Increasingly, the media's failure to provide diverse viewpoints and unbiased information is undermining the strength of our democracy. As more corporate conglomerates buy up independent news outlets, fewer voices and perspectives are able to be heard and the less accountable broadcasters are to the public.
Common Cause is working to ensure that the media meet their obligations to serve the public by promoting diversity, accessibility, and accountability among media corporations and the government agencies that regulate the media.
Read more in our August 2008 report: "Media and Democracy in America Today: A Reform Plan for a New Administration".
Media Ownership

An increasingly concentrated media ownership system has a negative impact on the quality of news and information Americans receive about the nation, the world and their local communities. Common Cause continues to play a lead role in the effort to stop the Federal Communications Commission (FCC) from relaxing media ownership rules. In addition, Common Cause is working to help community members own their own media. We are working to allow for more Low Power FM Radio, local, community-run stations that provide an alternative to the commercial broadcasters.
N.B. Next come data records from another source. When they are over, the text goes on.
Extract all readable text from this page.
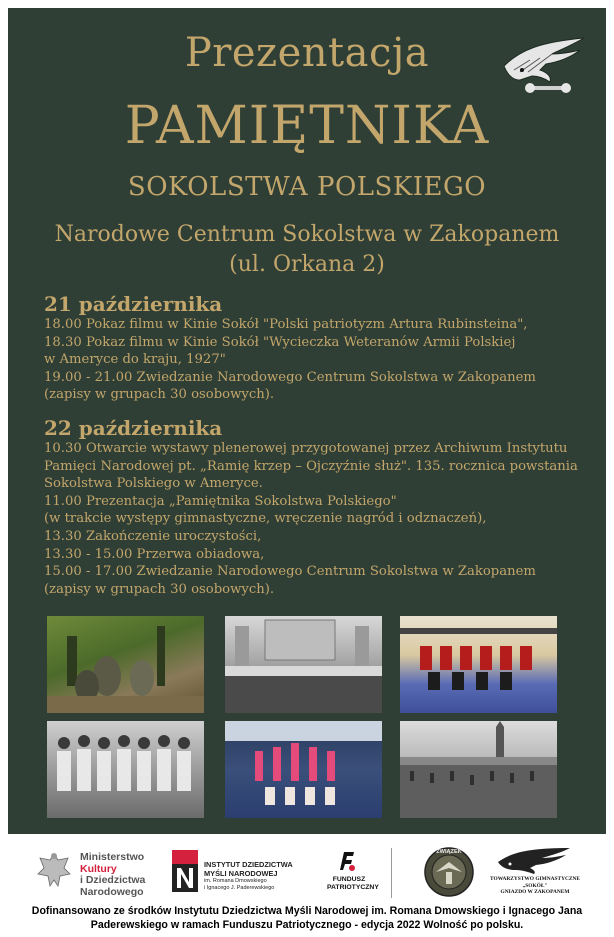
Prezentacja
PAMIĘTNIKA
SOKOLSTWA POLSKIEGO
Narodowe Centrum Sokolstwa w Zakopanem
(ul. Orkana 2)
21 października
18.00 Pokaz filmu w Kinie Sokół "Polski patriotyzm Artura Rubinsteina",
18.30 Pokaz filmu w Kinie Sokół "Wycieczka Weteranów Armii Polskiej
w Ameryce do kraju, 1927"
19.00 - 21.00 Zwiedzanie Narodowego Centrum Sokolstwa w Zakopanem
(zapisy w grupach 30 osobowych).
22 października
10.30 Otwarcie wystawy plenerowej przygotowanej przez Archiwum Instytutu
Pamięci Narodowej pt. „Ramię krzep – Ojczyźnie służ". 135. rocznica powstania
Sokolstwa Polskiego w Ameryce.
11.00 Prezentacja „Pamiętnika Sokolstwa Polskiego"
(w trakcie występy gimnastyczne, wręczenie nagród i odznaczeń),
13.30 Zakończenie uroczystości,
13.30 - 15.00 Przerwa obiadowa,
15.00 - 17.00 Zwiedzanie Narodowego Centrum Sokolstwa w Zakopanem
(zapisy w grupach 30 osobowych).
Ministerstwo
Kultury
i Dziedzictwa
Narodowego
INSTYTUT DZIEDZICTWA
MYŚLI NARODOWEJ
im. Romana Dmowskiego
i Ignacego J. Paderewskiego
FUNDUSZ
PATRIOTYCZNY
ZWIĄZEK
TOWARZYSTWO GIMNASTYCZNE
„SOKÓŁ"
GNIAZDO W ZAKOPANEM
Dofinansowano ze środków Instytutu Dziedzictwa Myśli Narodowej im. Romana Dmowskiego i Ignacego Jana
Paderewskiego w ramach Funduszu Patriotycznego - edycja 2022 Wolność po polsku.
Public Interest Obligations
Common Cause questions whether broadcasters are doing enough in the public interest to justify receiving a free broadcasting license, drawing attention to the issue and asking what they should have to do to be more accountable to the public.
Public Broadcasting
Common Cause founder John Gardner in 1967 assisted in the birth of public broadcasting. He viewed public broadcasting as an entity to "enable us not only to see and hear more vividly, but to understand more deeply."
Common Cause is committed to preserving the vitality and independence of public broadcasting and is waging an ambitious campaign. We are advocating for continued funding of the CPB, for the appointment of independent CPB members who do not bring a biased agenda to the board and for the continuation of hard-hitting unbiased investigative news and other programming on public television.
Network Neutrality
Net neutrality is the principle that Internet users should be able to access any web content they want, post their own content, and use any applications they choose, without restrictions or limitations imposed by their Internet service providers. Large telecommunications and cable companies want to create tiered pricing for content providers to better reach Internet users, thereby drastically changing the ability of individuals and small businesses to compete with larger interests to attract Internet users. Common Cause is fighting the telecommunications industry, fearing that a tiered system would eliminate the level playing field that has allowed for the free market of ideas and increased political involvement that the neutral nature of the Internet has spawned.
Low Power FM Radio
In most cities and towns, radio stations are controlled by a handful of wealthy corporations who tend to put their own profits ahead of the needs of the local communities they serve. But some communities have an alternative to consolidated commercial radio: Low Power FM (LPFM) radio.
LPFM radio stations are used by schools, community groups, churches and nonprofits to broadcast local information to and about their communities. Common Cause has been actively working in support of legislation and regulation that would bring community radio to more people across America.
FCC Reform
The Federal Communications Commission (FCC) regulates how we get the news we need to govern ourselves, how we talk to one another over the phone or over the Internet, and whether everyone in the nation has easy and affordable access to the tools necessary to survive and succeed in the 21st century.
However, the FCC itself has recently come under increased scrutiny regarding the processes it uses to make the rules that govern the broadcasting industry. Common Cause is working in coalition with groups like the Media Access Project to propose and advocate for structural reform of the FCC.